Introduction: The Spurdog is so called for the sharp and dangerous spurs to be found at the base of the main dorsal fins.  Note how the fish in the picture is being carefully handled.  The new Irish record stands just 21 lbs (9.5 kgs) and was caught off a boat in Kenmare Bay, a piece of water that has produced several new species records in recent years.  The Spurdog is commercially fished and the population in the North Atlantic has been recently documented as having collapsed on more than one occassion due to its slow breeding cycle and excessive commercial fishing so catch & release is recommended as essential to this species survival.
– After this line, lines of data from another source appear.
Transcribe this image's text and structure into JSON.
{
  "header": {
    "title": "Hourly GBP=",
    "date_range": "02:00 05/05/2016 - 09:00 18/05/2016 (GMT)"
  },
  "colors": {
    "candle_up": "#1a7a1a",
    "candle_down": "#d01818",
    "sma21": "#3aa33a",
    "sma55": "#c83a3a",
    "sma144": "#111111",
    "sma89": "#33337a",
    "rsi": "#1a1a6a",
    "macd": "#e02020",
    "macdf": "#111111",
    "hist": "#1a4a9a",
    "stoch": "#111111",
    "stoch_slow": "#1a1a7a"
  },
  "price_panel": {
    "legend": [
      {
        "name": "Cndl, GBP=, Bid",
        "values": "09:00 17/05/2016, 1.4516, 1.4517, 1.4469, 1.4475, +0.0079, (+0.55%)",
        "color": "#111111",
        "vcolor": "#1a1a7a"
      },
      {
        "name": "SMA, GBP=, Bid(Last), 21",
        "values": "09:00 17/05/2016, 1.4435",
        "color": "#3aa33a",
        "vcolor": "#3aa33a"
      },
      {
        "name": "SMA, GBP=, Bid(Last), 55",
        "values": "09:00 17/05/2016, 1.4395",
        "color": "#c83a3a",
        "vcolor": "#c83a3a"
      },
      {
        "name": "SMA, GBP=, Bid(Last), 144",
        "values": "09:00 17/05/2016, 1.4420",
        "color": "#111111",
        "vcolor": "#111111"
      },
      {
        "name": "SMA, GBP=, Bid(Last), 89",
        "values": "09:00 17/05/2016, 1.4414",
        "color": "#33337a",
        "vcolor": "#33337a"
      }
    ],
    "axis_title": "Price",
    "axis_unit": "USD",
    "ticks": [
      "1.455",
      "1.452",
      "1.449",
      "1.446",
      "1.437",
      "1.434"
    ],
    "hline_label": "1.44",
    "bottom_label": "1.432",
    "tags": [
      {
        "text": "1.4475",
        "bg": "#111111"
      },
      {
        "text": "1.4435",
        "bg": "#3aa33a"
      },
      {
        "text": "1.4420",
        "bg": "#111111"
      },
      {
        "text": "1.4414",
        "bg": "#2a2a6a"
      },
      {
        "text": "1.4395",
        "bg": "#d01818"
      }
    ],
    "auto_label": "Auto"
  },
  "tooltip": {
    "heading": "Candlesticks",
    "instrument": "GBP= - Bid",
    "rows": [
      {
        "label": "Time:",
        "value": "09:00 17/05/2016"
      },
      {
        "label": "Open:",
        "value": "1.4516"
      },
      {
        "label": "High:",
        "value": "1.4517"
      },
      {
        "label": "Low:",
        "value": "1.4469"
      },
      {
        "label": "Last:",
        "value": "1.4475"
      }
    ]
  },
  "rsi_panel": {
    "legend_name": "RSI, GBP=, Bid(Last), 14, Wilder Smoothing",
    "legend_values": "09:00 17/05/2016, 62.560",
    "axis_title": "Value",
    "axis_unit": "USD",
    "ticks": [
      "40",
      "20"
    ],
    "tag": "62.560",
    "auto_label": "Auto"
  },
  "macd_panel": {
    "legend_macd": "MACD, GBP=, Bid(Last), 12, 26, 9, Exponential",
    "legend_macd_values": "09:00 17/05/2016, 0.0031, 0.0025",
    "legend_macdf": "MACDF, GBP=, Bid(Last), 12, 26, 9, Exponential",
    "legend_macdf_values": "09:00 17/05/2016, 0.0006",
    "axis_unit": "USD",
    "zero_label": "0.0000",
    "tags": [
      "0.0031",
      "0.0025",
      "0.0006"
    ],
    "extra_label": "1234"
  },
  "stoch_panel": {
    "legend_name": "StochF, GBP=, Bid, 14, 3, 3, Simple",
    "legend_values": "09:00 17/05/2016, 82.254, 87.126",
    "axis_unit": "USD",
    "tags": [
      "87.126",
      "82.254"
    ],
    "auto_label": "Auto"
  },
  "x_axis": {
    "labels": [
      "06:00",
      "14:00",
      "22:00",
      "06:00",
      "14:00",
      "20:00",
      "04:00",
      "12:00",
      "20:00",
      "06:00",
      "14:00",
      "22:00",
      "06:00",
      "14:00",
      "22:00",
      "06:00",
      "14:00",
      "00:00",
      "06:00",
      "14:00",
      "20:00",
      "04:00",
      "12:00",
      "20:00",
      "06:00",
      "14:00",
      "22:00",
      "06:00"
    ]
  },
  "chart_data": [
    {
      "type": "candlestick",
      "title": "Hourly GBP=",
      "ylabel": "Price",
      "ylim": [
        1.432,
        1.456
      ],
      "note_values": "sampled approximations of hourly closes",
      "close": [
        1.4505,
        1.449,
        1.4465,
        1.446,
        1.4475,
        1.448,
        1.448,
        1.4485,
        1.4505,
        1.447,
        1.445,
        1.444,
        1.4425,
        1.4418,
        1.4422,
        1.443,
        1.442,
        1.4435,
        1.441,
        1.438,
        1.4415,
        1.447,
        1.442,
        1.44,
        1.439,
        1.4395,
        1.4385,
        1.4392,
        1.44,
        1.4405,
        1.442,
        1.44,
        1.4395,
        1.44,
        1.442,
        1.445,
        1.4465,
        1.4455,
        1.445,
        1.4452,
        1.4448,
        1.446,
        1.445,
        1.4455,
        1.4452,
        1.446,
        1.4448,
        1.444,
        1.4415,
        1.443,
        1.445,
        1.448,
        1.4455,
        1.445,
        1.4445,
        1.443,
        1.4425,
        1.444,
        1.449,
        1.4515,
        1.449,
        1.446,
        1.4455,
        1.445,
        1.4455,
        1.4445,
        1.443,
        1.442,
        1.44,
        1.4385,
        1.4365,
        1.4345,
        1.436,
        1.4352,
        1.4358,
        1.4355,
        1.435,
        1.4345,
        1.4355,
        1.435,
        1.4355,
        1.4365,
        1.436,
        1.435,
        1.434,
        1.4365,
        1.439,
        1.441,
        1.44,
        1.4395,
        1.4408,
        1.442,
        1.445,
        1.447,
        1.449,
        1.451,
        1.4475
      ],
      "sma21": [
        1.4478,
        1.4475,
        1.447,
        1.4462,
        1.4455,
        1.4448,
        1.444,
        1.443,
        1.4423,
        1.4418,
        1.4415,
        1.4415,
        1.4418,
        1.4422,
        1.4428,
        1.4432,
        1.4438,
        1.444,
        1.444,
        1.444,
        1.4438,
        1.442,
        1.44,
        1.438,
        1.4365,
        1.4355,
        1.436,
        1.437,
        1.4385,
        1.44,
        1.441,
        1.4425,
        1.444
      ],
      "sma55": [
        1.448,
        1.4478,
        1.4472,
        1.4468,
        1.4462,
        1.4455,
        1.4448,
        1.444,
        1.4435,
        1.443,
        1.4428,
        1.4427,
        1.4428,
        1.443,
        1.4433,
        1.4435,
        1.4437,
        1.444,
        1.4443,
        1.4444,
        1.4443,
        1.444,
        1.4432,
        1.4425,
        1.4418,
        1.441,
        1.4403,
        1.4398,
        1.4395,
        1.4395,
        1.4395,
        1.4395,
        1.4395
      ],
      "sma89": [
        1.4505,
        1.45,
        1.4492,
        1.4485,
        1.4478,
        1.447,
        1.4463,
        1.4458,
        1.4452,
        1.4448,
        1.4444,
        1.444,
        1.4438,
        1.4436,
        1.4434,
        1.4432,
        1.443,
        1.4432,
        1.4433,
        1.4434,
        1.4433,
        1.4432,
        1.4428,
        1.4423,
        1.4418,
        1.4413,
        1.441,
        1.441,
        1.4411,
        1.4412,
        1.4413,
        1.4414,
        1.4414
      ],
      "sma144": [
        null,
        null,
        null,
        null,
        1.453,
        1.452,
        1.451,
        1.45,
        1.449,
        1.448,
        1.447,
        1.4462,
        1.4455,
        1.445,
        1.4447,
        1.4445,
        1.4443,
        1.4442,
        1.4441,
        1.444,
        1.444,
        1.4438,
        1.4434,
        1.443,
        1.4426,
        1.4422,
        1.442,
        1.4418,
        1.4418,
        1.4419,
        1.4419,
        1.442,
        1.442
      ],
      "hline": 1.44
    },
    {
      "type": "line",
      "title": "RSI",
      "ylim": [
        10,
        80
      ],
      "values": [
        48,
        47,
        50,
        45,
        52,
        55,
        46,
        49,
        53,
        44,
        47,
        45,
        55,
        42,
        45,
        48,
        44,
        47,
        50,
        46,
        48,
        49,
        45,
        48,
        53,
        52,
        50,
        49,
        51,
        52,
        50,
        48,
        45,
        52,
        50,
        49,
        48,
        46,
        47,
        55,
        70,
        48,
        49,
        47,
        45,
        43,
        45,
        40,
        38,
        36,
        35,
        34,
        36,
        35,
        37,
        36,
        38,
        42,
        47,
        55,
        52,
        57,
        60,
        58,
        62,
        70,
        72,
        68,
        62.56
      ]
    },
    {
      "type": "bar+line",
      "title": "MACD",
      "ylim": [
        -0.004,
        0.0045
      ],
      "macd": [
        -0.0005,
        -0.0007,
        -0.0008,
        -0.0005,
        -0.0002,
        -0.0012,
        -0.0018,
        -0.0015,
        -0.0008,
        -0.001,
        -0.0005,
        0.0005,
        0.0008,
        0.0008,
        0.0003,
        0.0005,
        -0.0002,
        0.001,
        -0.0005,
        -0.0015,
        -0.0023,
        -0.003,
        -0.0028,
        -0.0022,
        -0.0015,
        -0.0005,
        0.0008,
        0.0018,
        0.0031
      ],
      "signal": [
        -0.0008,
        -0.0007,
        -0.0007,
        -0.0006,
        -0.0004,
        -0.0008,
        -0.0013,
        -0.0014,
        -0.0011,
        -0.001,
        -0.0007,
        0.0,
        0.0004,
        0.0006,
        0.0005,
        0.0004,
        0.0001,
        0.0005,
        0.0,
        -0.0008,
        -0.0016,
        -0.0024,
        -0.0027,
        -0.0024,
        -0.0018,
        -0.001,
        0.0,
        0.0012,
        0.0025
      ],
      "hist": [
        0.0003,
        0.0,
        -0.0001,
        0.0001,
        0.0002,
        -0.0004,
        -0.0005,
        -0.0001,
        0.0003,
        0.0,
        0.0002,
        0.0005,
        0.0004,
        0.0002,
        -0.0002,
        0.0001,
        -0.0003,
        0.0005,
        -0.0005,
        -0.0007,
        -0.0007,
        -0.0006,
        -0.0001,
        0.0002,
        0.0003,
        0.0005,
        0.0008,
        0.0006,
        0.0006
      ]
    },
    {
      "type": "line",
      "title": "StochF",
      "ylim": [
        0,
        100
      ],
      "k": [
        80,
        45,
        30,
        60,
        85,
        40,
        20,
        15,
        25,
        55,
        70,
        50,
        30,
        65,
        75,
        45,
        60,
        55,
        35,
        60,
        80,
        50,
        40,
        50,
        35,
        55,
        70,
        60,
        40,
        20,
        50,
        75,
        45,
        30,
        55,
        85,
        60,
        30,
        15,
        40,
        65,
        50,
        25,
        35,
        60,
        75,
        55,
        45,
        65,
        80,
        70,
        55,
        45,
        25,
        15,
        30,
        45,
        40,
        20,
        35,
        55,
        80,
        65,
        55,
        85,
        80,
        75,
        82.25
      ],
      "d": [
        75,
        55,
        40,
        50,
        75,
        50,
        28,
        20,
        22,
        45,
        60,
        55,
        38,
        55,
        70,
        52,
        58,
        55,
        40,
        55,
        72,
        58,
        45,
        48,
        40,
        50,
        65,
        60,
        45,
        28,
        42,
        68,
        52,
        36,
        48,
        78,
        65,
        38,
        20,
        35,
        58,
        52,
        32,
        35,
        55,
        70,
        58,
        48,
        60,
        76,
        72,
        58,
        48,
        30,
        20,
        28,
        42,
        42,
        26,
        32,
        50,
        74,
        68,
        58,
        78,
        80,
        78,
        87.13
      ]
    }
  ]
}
Boat tactics: In terms of tackle and tactics, you can seek Spurdogs as you would Bull Huss. Given their relatively small size, you can readily drop down to 12 lbs tackle and rod when fishing for them off a boat.  You can not however dispense with the wire trace for whilst their skin is abrasive, and their teeth strong, it is the rough or foul ground over which they are caught that is likely to do you line the most damage. This is not to say that they can not be caught over sand or mud - several large specimens have been reported from boating operating in Cork Harbour, albeit it is a massive harbour! The normal bait is a mackerel cone, even a full mackerel, attached to a 6/0 hook. More recently, in 2003 and especially in the summer of 2004, we have seen excellent reports of specimen Spur Dogs from the charter boats operating out of northern Ireland and into the north Irish sea.

Shore tactics: Spurdogs could be caught from shore but you need deep water.  They will move inshore at night, but they are not as common as previously... one possible spurdog mark is White Bay in Cork Harbour.